Yugoslavia, How Ideology Moved Our Collective Body
Marta Popivoda – Serbien / Frankreich / Deutschland 2013 – 62 Min. – div. OmeU – Video
I: Marina Razbezhkina – K: Elena Khoreva, Denis Klebleev, Dmitry Kubasov, Askold Kurov, u.a. – T+S: Yuri Geddert – P+V: Marina Razbezhkina Studio
The film deals with the question of how ideology performed itself in public space through mass performances. The author collected and analyzed film and video footage from the period of Yugoslavia (1945 – 2000), focusing on state performances (youth work actions, May Day parades, celebrations of the Youth Day, etc.) as well as counter-demonstrations (’68, student and civic demonstrations in the ‘90s, 5th October revolution, etc.). Going back through the images, the film traces how communist ideology was gradually exhausted through the changing relations between the people, ideology, and the state.

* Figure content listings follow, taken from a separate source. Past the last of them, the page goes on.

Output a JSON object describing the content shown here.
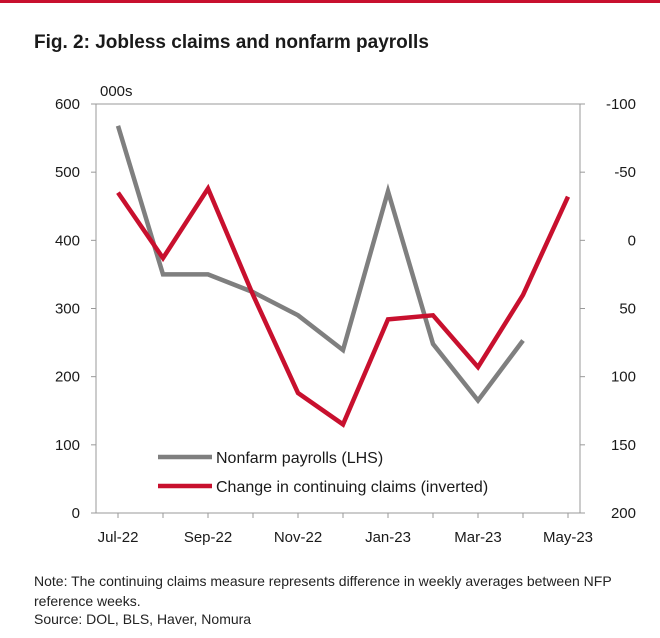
{
  "title": "Fig. 2: Jobless claims and nonfarm payrolls",
  "note": "Note: The continuing claims measure represents difference in weekly averages between NFP reference weeks.",
  "source": "Source: DOL, BLS, Haver, Nomura",
  "colors": {
    "accent": "#c8102e",
    "payrolls": "#7f7f7f",
    "claims": "#c8102e",
    "axis": "#999999"
  },
  "chart_data": {
    "type": "line",
    "unit_label": "000s",
    "x": [
      "Jul-22",
      "Aug-22",
      "Sep-22",
      "Oct-22",
      "Nov-22",
      "Dec-22",
      "Jan-23",
      "Feb-23",
      "Mar-23",
      "Apr-23",
      "May-23"
    ],
    "x_tick_labels": [
      "Jul-22",
      "Sep-22",
      "Nov-22",
      "Jan-23",
      "Mar-23",
      "May-23"
    ],
    "y_left": {
      "ticks": [
        0,
        100,
        200,
        300,
        400,
        500,
        600
      ],
      "ylim": [
        0,
        600
      ]
    },
    "y_right": {
      "ticks": [
        -100,
        -50,
        0,
        50,
        100,
        150,
        200
      ],
      "ylim": [
        -100,
        200
      ],
      "inverted": true
    },
    "series": [
      {
        "name": "Nonfarm payrolls (LHS)",
        "axis": "left",
        "values": [
          568,
          350,
          350,
          324,
          290,
          239,
          472,
          248,
          165,
          253,
          null
        ]
      },
      {
        "name": "Change in continuing claims (inverted)",
        "axis": "right",
        "values": [
          -35,
          13,
          -38,
          40,
          112,
          135,
          58,
          55,
          93,
          40,
          -32
        ]
      }
    ],
    "legend_position": "bottom-left",
    "grid": false
  }
}
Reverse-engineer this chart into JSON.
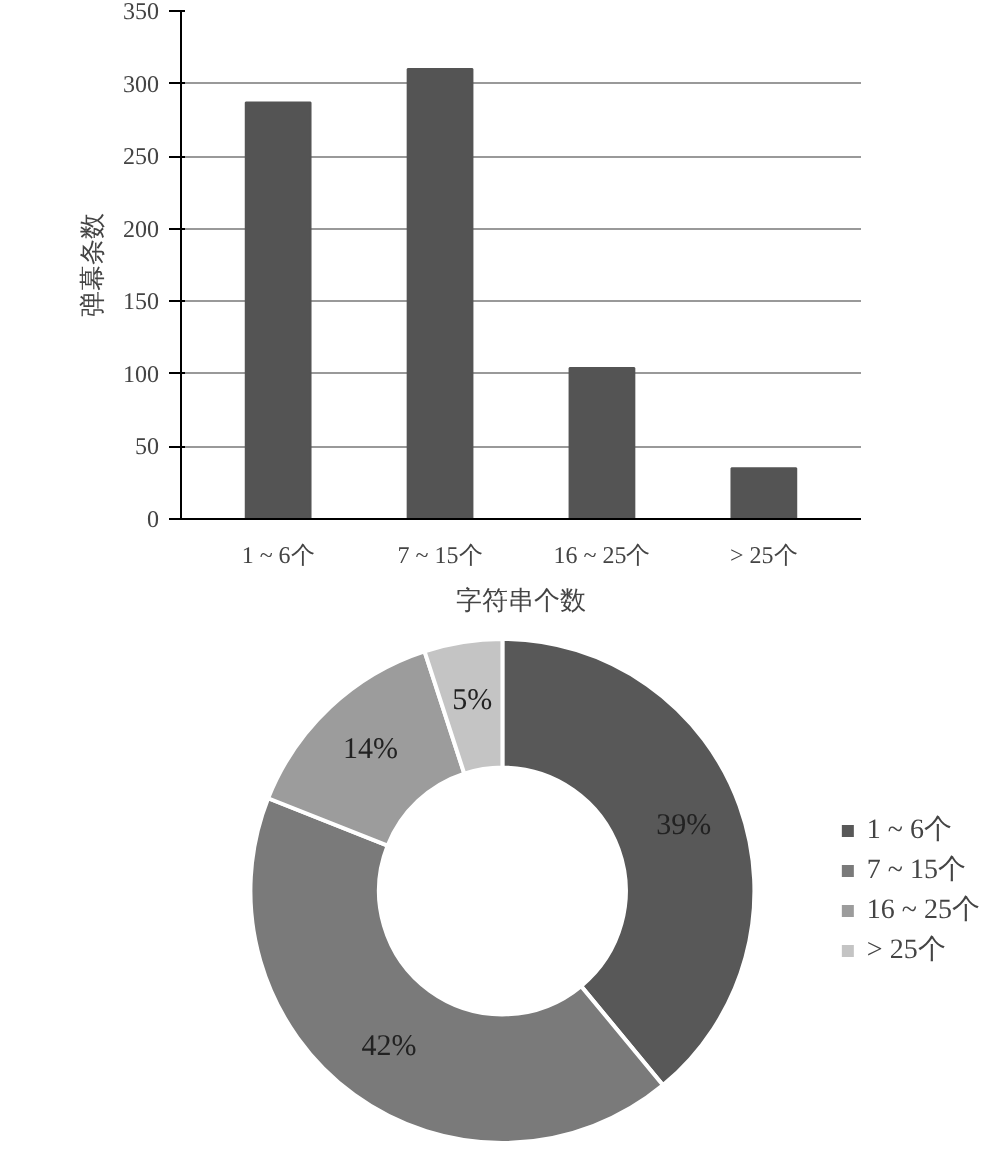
{
  "chart_data": [
    {
      "type": "bar",
      "xlabel": "字符串个数",
      "ylabel": "弹幕条数",
      "categories": [
        "1 ~ 6个",
        "7 ~ 15个",
        "16 ~ 25个",
        "> 25个"
      ],
      "values": [
        287,
        310,
        104,
        35
      ],
      "color": "#545454",
      "ylim": [
        0,
        350
      ],
      "yticks": [
        0,
        50,
        100,
        150,
        200,
        250,
        300,
        350
      ],
      "grid": "y"
    },
    {
      "type": "donut",
      "categories": [
        "1 ~ 6个",
        "7 ~ 15个",
        "16 ~ 25个",
        "> 25个"
      ],
      "values": [
        39,
        42,
        14,
        5
      ],
      "value_labels": [
        "39%",
        "42%",
        "14%",
        "5%"
      ],
      "colors": [
        "#585858",
        "#7a7a7a",
        "#9c9c9c",
        "#c4c4c4"
      ],
      "legend": "right"
    }
  ]
}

"This research-based essay film is a very personal perspective on the history of socialist Yugoslavia, its dramatic end, and its recent transformation into a few democratic nation states. Experience of the dissolution of the state, and today’s “wild” capitalist reestablishment of the class system in Serbia are my reasons for going back through the media images and tracing the way one social system changed by performing itself in public space." – Marta Popivoda
Marta Popivoda, born in 1982 in Belgrade, is a film and video maker and a cultural worker based in Berlin and Belgrade.